= John Friedrich (luthier) =

German-born violin maker (1858 - 1943)

John Friedrich (1858–1943) was a German-born violin maker who worked in the United States.

==Biography==
Friedrich was born 26 June 1858 at Kassel. He was a pupil of Oswald Möckel, a prominent German violin maker and repairer. Friedrich came to the United States in 1883, and in a short time ranked among the American leaders in his profession. His older brother William (1855–1911) joined him soon and they established the company "Friedrich, John, & Bro." on 5th Avenue in New York City. In addition to violins, Friedrich also made bows, violas, and violoncellos. He received the highest award bestowed for violins, violas, and violoncellos at the World's Columbian Exposition, Chicago, 1893. One of his violins was also granted the highest awards, Grand Prize and gold medal, at the St Louis World's Exposition in 1904. Another one of his violins was used by the concert violinist Franz Wilczek.

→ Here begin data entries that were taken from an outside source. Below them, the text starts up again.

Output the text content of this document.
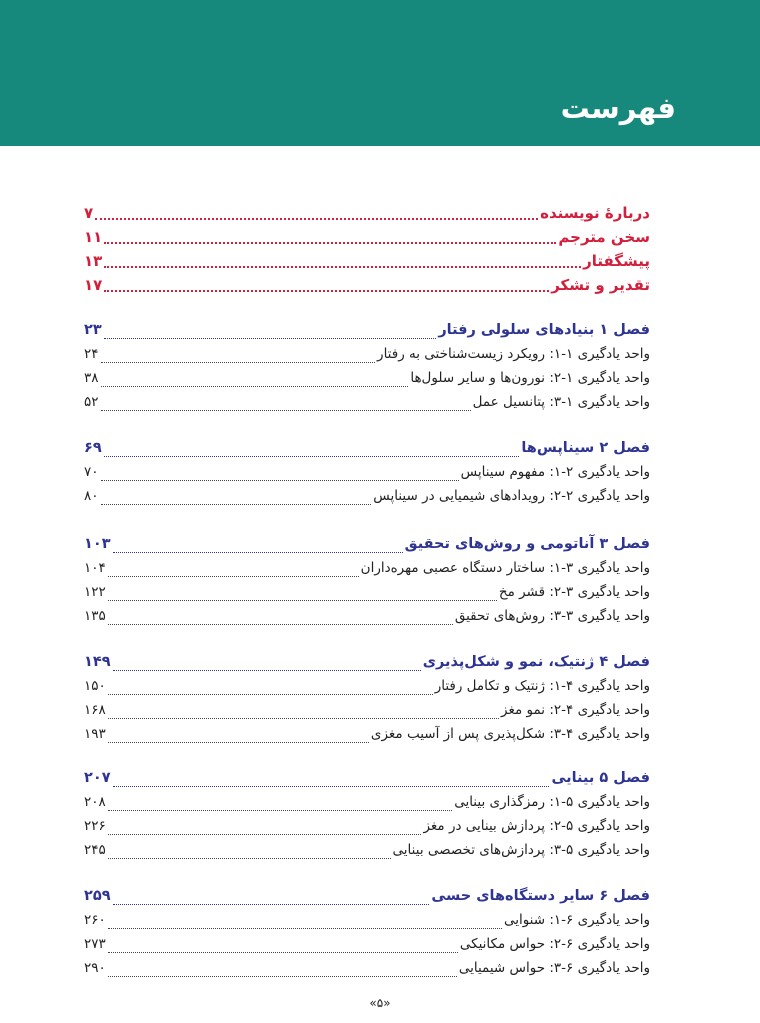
فهرست
دربارهٔ نویسنده
۷
سخن مترجم
۱۱
پیشگفتار
۱۳
تقدیر و تشکر
۱۷
فصل ۱ بنیادهای سلولی رفتار
۲۳
واحد یادگیری ۱-۱: رویکرد زیست‌شناختی به رفتار
۲۴
واحد یادگیری ۱-۲: نورون‌ها و سایر سلول‌ها
۳۸
واحد یادگیری ۱-۳: پتانسیل عمل
۵۲
فصل ۲ سیناپس‌ها
۶۹
واحد یادگیری ۲-۱: مفهوم سیناپس
۷۰
واحد یادگیری ۲-۲: رویدادهای شیمیایی در سیناپس
۸۰
فصل ۳ آناتومی و روش‌های تحقیق
۱۰۳
واحد یادگیری ۳-۱: ساختار دستگاه عصبی مهره‌داران
۱۰۴
واحد یادگیری ۳-۲: قشر مخ
۱۲۲
واحد یادگیری ۳-۳: روش‌های تحقیق
۱۳۵
فصل ۴ ژنتیک، نمو و شکل‌پذیری
۱۴۹
واحد یادگیری ۴-۱: ژنتیک و تکامل رفتار
۱۵۰
واحد یادگیری ۴-۲: نمو مغز
۱۶۸
واحد یادگیری ۴-۳: شکل‌پذیری پس از آسیب مغزی
۱۹۳
فصل ۵ بینایی
۲۰۷
واحد یادگیری ۵-۱: رمزگذاری بینایی
۲۰۸
واحد یادگیری ۵-۲: پردازش بینایی در مغز
۲۲۶
واحد یادگیری ۵-۳: پردازش‌های تخصصی بینایی
۲۴۵
فصل ۶ سایر دستگاه‌های حسی
۲۵۹
واحد یادگیری ۶-۱: شنوایی
۲۶۰
واحد یادگیری ۶-۲: حواس مکانیکی
۲۷۳
واحد یادگیری ۶-۳: حواس شیمیایی
۲۹۰
«۵»
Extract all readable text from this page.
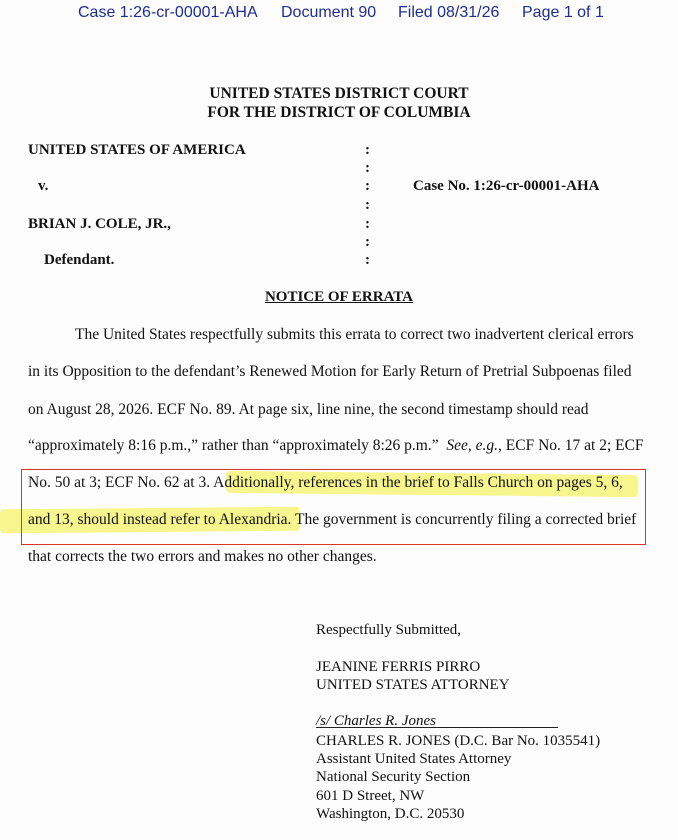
Case 1:26-cr-00001-AHA Document 90 Filed 08/31/26 Page 1 of 1
UNITED STATES DISTRICT COURT
FOR THE DISTRICT OF COLUMBIA
UNITED STATES OF AMERICA
v.
BRIAN J. COLE, JR.,
Defendant.
Case No. 1:26-cr-00001-AHA
:
:
:
:
:
:
:
NOTICE OF ERRATA
The United States respectfully submits this errata to correct two inadvertent clerical errors
in its Opposition to the defendant’s Renewed Motion for Early Return of Pretrial Subpoenas filed
on August 28, 2026. ECF No. 89. At page six, line nine, the second timestamp should read
“approximately 8:16 p.m.,” rather than “approximately 8:26 p.m.” See, e.g., ECF No. 17 at 2; ECF
No. 50 at 3; ECF No. 62 at 3. Additionally, references in the brief to Falls Church on pages 5, 6,
and 13, should instead refer to Alexandria. The government is concurrently filing a corrected brief
that corrects the two errors and makes no other changes.
Respectfully Submitted,
JEANINE FERRIS PIRRO
UNITED STATES ATTORNEY
/s/ Charles R. Jones
CHARLES R. JONES (D.C. Bar No. 1035541)
Assistant United States Attorney
National Security Section
601 D Street, NW
Washington, D.C. 20530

Friederich became known among collectors as an expert in the identification and valuation of rare instruments. In the early 1900s, four of the choicest specimens of his violins were in the possession of Frank Waldo, of Cambridge, Massachusetts. He married the Kassel native Emma Brenzel (1869–1950), with whom he had one daughter. Friedrich died July 8, 1943, in Peekskill, New York, and is interred with his wife at Cortlandt Manor, New York.